3. Health systems around the world could, in theory, make a lot of money out of coronavirus. In practice, they can’t handle their current workloads, let alone a major epidemic of an almost unknown virus. No great reason for market confidence there, either. 4. Would you invest in a sector which is likely to run gigantic costs with not really much of a profit after those costs?
On the No side of the coin:
1. The markets seem to be ready to drop big money to get out of the danger zone. That’d be nice, but the outflow is causing real losses, with or without any hard facts. When markets go down, only so much of those losses are on paper. The rest is real money. Investors risk getting hurt on the basis of rumours and scuttlebutt.
2. Epidemics don’t last forever. Even the Spanish flu epidemic, which shut down America for a few months and killed a lot more people than coronavirus, was relatively brief.

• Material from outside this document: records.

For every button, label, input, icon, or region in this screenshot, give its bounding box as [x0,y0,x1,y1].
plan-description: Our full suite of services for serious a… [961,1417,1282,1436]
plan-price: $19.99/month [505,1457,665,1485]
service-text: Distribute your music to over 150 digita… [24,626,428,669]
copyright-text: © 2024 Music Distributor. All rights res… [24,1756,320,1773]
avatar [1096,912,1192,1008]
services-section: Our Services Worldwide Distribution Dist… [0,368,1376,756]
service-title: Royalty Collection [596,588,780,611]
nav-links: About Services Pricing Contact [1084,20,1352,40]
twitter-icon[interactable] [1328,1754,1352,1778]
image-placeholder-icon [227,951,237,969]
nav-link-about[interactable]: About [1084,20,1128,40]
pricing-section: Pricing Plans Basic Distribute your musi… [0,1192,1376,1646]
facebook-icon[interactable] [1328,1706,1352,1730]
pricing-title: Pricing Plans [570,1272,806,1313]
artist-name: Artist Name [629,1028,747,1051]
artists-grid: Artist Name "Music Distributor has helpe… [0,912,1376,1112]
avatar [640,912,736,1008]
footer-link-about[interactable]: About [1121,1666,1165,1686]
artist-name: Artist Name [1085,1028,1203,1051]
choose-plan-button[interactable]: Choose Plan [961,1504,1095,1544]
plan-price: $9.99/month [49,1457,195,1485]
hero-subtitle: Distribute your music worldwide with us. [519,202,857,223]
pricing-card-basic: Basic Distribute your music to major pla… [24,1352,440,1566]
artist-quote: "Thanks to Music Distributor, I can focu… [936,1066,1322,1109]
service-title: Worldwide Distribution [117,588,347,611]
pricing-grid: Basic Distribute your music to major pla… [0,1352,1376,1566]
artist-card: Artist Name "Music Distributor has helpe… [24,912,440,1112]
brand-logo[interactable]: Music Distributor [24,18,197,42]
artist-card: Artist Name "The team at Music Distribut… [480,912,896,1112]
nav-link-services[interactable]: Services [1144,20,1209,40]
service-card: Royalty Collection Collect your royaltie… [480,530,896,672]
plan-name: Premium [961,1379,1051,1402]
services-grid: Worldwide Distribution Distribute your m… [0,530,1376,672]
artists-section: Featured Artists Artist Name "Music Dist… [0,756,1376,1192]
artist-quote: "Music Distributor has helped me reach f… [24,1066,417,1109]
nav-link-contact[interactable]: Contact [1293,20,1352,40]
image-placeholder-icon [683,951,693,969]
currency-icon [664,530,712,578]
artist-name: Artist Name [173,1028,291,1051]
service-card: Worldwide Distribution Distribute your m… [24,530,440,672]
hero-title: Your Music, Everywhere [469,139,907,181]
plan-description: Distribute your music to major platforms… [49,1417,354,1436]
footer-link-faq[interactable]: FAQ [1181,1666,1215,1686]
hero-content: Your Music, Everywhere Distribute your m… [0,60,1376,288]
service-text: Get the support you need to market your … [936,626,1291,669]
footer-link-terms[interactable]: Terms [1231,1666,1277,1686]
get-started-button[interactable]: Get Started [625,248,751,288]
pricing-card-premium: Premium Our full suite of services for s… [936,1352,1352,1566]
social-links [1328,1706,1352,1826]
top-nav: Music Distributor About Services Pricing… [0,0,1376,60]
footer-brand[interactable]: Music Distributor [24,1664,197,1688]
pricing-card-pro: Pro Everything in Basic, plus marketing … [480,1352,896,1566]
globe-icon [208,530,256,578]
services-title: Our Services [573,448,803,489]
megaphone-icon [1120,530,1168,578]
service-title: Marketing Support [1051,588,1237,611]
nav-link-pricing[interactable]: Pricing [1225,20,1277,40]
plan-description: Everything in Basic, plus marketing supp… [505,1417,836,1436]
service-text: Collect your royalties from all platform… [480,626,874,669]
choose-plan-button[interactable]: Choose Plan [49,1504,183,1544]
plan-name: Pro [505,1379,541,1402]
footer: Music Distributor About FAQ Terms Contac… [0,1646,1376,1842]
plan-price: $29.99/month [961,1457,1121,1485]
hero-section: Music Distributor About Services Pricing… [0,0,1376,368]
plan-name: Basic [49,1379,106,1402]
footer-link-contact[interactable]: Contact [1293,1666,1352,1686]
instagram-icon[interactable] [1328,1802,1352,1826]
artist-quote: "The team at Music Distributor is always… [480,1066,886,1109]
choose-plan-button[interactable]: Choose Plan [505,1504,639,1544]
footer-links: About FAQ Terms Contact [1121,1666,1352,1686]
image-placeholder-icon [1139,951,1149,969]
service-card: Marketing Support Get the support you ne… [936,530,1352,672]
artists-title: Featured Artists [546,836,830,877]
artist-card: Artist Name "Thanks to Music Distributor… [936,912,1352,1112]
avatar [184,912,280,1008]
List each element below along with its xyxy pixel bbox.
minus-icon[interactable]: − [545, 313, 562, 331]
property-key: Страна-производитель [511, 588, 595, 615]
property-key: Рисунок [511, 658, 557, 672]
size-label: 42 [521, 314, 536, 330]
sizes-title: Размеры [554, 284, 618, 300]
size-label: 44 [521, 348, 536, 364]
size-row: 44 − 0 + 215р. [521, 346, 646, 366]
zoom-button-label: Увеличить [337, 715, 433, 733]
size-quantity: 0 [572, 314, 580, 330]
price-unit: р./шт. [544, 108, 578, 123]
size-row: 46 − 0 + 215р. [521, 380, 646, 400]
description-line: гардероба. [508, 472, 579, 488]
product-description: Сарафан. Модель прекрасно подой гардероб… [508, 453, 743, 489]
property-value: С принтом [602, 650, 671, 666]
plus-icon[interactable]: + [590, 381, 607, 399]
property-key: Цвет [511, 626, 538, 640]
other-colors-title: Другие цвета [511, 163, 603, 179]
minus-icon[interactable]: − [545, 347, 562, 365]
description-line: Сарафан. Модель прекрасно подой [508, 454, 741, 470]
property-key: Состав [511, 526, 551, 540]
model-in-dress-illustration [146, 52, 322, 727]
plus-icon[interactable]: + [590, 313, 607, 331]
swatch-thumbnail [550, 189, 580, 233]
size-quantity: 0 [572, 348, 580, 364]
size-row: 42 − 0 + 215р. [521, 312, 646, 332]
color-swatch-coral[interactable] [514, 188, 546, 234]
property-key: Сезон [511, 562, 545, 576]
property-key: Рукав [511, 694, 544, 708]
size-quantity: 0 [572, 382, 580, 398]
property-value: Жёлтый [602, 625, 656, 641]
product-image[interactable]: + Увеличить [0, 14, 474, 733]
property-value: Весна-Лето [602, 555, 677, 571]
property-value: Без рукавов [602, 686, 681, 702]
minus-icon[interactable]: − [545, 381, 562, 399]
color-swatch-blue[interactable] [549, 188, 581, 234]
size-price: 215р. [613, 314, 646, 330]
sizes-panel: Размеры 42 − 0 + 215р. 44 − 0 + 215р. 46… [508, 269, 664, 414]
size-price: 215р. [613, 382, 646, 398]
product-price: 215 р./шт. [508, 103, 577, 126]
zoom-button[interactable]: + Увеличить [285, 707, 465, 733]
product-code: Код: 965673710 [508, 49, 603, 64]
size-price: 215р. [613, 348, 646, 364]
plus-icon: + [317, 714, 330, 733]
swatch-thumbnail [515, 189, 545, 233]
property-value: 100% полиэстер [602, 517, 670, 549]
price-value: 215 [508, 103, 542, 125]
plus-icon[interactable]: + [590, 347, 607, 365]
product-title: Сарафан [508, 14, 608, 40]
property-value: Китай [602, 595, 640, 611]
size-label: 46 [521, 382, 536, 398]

3. Losing market position for risk aversion is normal enough, but losing this sort of money, purely on what might happen, is a pretty expensive hobby.
4. The information gathered about coronavirus simply isn’t good enough or definitive enough. It can’t be. They’re still working out the basics, and mapping the spread. The number-crunching is always going to be behind the eight ball for at least a few months.